Taylor suggested some people may leave their cars in impoundment because tickets accumulated may be greater than the value of the car.
"We have a program, where if you call in to our offices, you could make a 50% deposit on the outstanding bill, and have a payment agreement going forward. So, we will continue to look at options for making it affordable for people to pay their bills, in general," said Taylor.
Cabrera, who years ago fought to get the city's current seven-year statute of limitations on parking tickets, said she was glad to hear about this payment program, but noted city practices around ticketing and towing remain predatory so long as city is reliant on them as a revenue source.
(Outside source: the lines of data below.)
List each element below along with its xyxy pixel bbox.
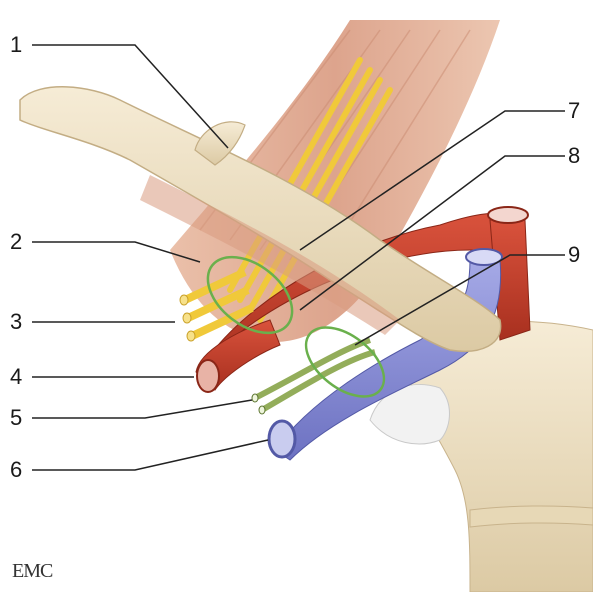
artery-stump-opening	[197, 360, 219, 392]
green-nerve-end-1	[252, 394, 258, 402]
emc-logo: EMC	[12, 560, 52, 583]
label-7: 7	[568, 100, 580, 122]
label-9: 9	[568, 244, 580, 266]
label-1: 1	[10, 34, 22, 56]
label-2: 2	[10, 231, 22, 253]
label-8: 8	[568, 145, 580, 167]
label-3: 3	[10, 311, 22, 333]
label-6: 6	[10, 459, 22, 481]
aortic-branch-opening	[488, 207, 528, 223]
label-5: 5	[10, 407, 22, 429]
label-4: 4	[10, 366, 22, 388]
vein-stump-opening	[269, 421, 295, 457]
green-nerve-end-2	[259, 406, 265, 414]
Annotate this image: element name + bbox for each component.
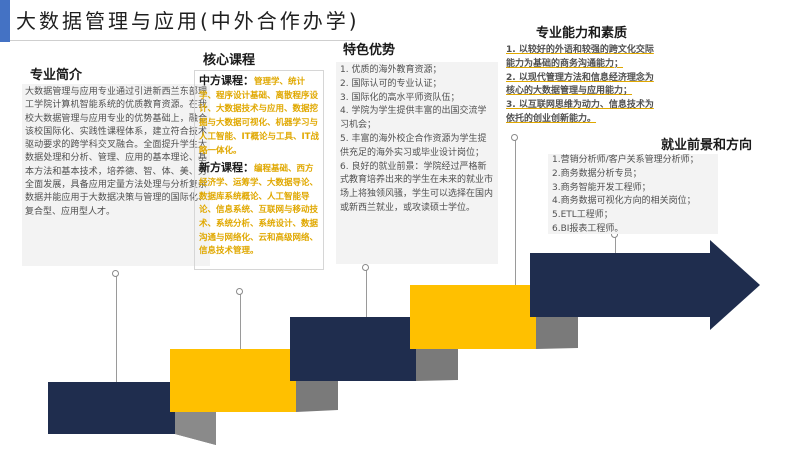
foreign-courses-label: 新方课程： — [199, 161, 254, 175]
career-item: 3.商务智能开发工程师； — [552, 182, 651, 193]
intro-connector-line — [116, 276, 117, 382]
foreign-courses: 新方课程：编程基础、西方经济学、运筹学、大数据导论、数据库系统概论、人工智能导论… — [199, 161, 319, 259]
step-3-block — [290, 317, 416, 381]
intro-heading: 专业简介 — [30, 68, 83, 83]
intro-panel: 大数据管理与应用专业通过引进新西兰东部理工学院计算机智能系统的优质教育资源。在我… — [22, 84, 210, 266]
step-5-arrow — [530, 240, 760, 330]
competence-connector-dot — [511, 134, 518, 141]
advantages-heading: 特色优势 — [343, 43, 396, 58]
step-4-shadow — [416, 349, 458, 381]
career-list: 1.营销分析师/客户关系管理分析师； 2.商务数据分析专员； 3.商务智能开发工… — [552, 154, 714, 237]
competence-item: 1. 以较好的外语和较强的跨文化交际能力为基础的商务沟通能力； — [506, 45, 654, 69]
advantages-list: 1. 优质的海外教育资源； 2. 国际认可的专业认证； 3. 国际化的高水平师资… — [340, 64, 494, 216]
career-panel: 1.营销分析师/客户关系管理分析师； 2.商务数据分析专员； 3.商务智能开发工… — [548, 154, 718, 234]
advantage-item: 6. 良好的就业前景：学院经过严格新式教育培养出来的学生在未来的就业市场上将独领… — [340, 161, 494, 213]
courses-heading: 核心课程 — [203, 53, 256, 68]
foreign-courses-list: 编程基础、西方经济学、运筹学、大数据导论、数据库系统概论、人工智能导论、信息系统… — [199, 164, 319, 257]
advantages-connector-dot — [362, 264, 369, 271]
advantage-item: 3. 国际化的高水平师资队伍； — [340, 92, 460, 103]
career-item: 2.商务数据分析专员； — [552, 168, 642, 179]
step-2-block — [170, 349, 296, 412]
competence-item: 2. 以现代管理方法和信息经济理念为核心的大数据管理与应用能力； — [506, 72, 654, 97]
courses-connector-dot — [236, 288, 243, 295]
step-2-shadow — [175, 412, 216, 445]
career-item: 5.ETL工程师； — [552, 210, 613, 221]
title-divider — [10, 40, 360, 41]
step-3-shadow — [296, 381, 338, 412]
career-item: 1.营销分析师/客户关系管理分析师； — [552, 155, 699, 165]
career-heading: 就业前景和方向 — [661, 138, 753, 153]
courses-connector-line — [240, 294, 241, 349]
advantages-connector-line — [366, 270, 367, 317]
chinese-courses-label: 中方课程： — [199, 74, 254, 87]
competence-connector-line — [515, 140, 516, 285]
career-item: 6.BI报表工程师。 — [552, 223, 624, 234]
chinese-courses: 中方课程：管理学、统计学、程序设计基础、离散程序设计、大数据技术与应用、数据挖掘… — [199, 74, 319, 158]
advantage-item: 5. 丰富的海外校企合作资源为学生提供充足的海外实习或毕业设计岗位； — [340, 133, 487, 158]
advantage-item: 4. 学院为学生提供丰富的出国交流学习机会； — [340, 106, 487, 131]
competence-item: 3. 以互联网思维为动力、信息技术为依托的创业创新能力。 — [506, 100, 654, 124]
step-5-shadow — [536, 317, 578, 349]
intro-connector-dot — [112, 270, 119, 277]
advantage-item: 1. 优质的海外教育资源； — [340, 65, 442, 75]
step-4-block — [410, 285, 536, 349]
competence-heading: 专业能力和素质 — [536, 26, 628, 41]
intro-text: 大数据管理与应用专业通过引进新西兰东部理工学院计算机智能系统的优质教育资源。在我… — [25, 87, 207, 217]
page-title: 大数据管理与应用(中外合作办学) — [16, 9, 360, 33]
title-accent-bar — [0, 0, 10, 42]
career-connector-line — [615, 236, 616, 253]
competence-panel: 1. 以较好的外语和较强的跨文化交际能力为基础的商务沟通能力； 2. 以现代管理… — [506, 44, 656, 127]
career-item: 4.商务数据可视化方向的相关岗位； — [552, 196, 696, 207]
courses-panel: 中方课程：管理学、统计学、程序设计基础、离散程序设计、大数据技术与应用、数据挖掘… — [194, 70, 324, 270]
chinese-courses-list: 管理学、统计学、程序设计基础、离散程序设计、大数据技术与应用、数据挖掘与大数据可… — [199, 77, 319, 156]
step-1-block — [48, 382, 175, 434]
advantage-item: 2. 国际认可的专业认证； — [340, 78, 442, 89]
advantages-panel: 1. 优质的海外教育资源； 2. 国际认可的专业认证； 3. 国际化的高水平师资… — [336, 62, 498, 264]
competence-list: 1. 以较好的外语和较强的跨文化交际能力为基础的商务沟通能力； 2. 以现代管理… — [506, 44, 656, 127]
"I like what I'm hearing that we're willing to work with people, especially now in the situation that people are in, the fact that we're not ticketing speaks volumes, and I truly, truly appreciate that. But it doesn't change the sins of the past, I guess you could say, so we really have to do an in-depth look at our practices," she said during the meeting.
She noted the highest amount of tickets come from some of the poorest neighborhoods adjacent to downtown, including West Center City and the East Side. Cabrera called for a revamp of the entire system, noting its both predatory and serves as a hindrance for people to come downtown.
"They have to change. More people will come to Wilmington, want to live here, and do business, if we are a user-friendly city! That would increase revenue!" she said in a text.
Cabrera pointed to the city's towing contract with City Towing, which the coalition also highlighted among its concerns, as a root issue of some of the city's parking problems. The contract allows City Towing to keep and sell any vehicles it tows if they're not picked up within 30 days.
"These folks are getting a lot of vehicles, and the ones that aren't picked up they get to sell them. That's not revenue that comes back to the city. And even in COVID, in 202, it appears that there were at least 3,320 vehicles towed," Cabrera said.
The coalition claims the towing company could have made as much as $300,000 by scrapping the more than 1,300 vehicles it kept in 2020.
A better method, Rob Johnson, a senior attorney with the Institute for Justice, which is part of the coalition, said would be the for the city to pay a flat monthly rate or a bulk rate for its towing services.
Several other members of council cited a need to dive deeper into allegations lodged by the coalition with discussion of creating several task forces. Among them, Councilman Cris Johnson, who chairs council's Finance & Economic Development Committee, who suggested a separate committee meeting or special task force may be needed to talk strictly parking. He called it a "balancing act."
"When we talk about parking...we want to encourage people to park legally, but we don't want to discourage them from coming to the city," said Johnson.
However, a task force was already started last year after a series of WDEL stories on parking issues in the city, including cars that were illegally towed from public property by a towing company that was not the city's official tower and did not have a business license to operate in the city.
Wilmington City Council voted to establish a task force that plans to look into parking issu…
Vice chair of the city's Finance & Economic Development committee Michelle Harlee was quick to point that out after taking the lead on these issues last year.
"There is a task force that has already gotten started and has collected a lot of data, so it would be nice if anyone that is trying to start another task force around parking to connect with the group that has already started that work," said Harlee.
"Ever since I got here, this seems to be the issue du jour. I think coming together and having a conversation about it is the right thing to do," said Taylor.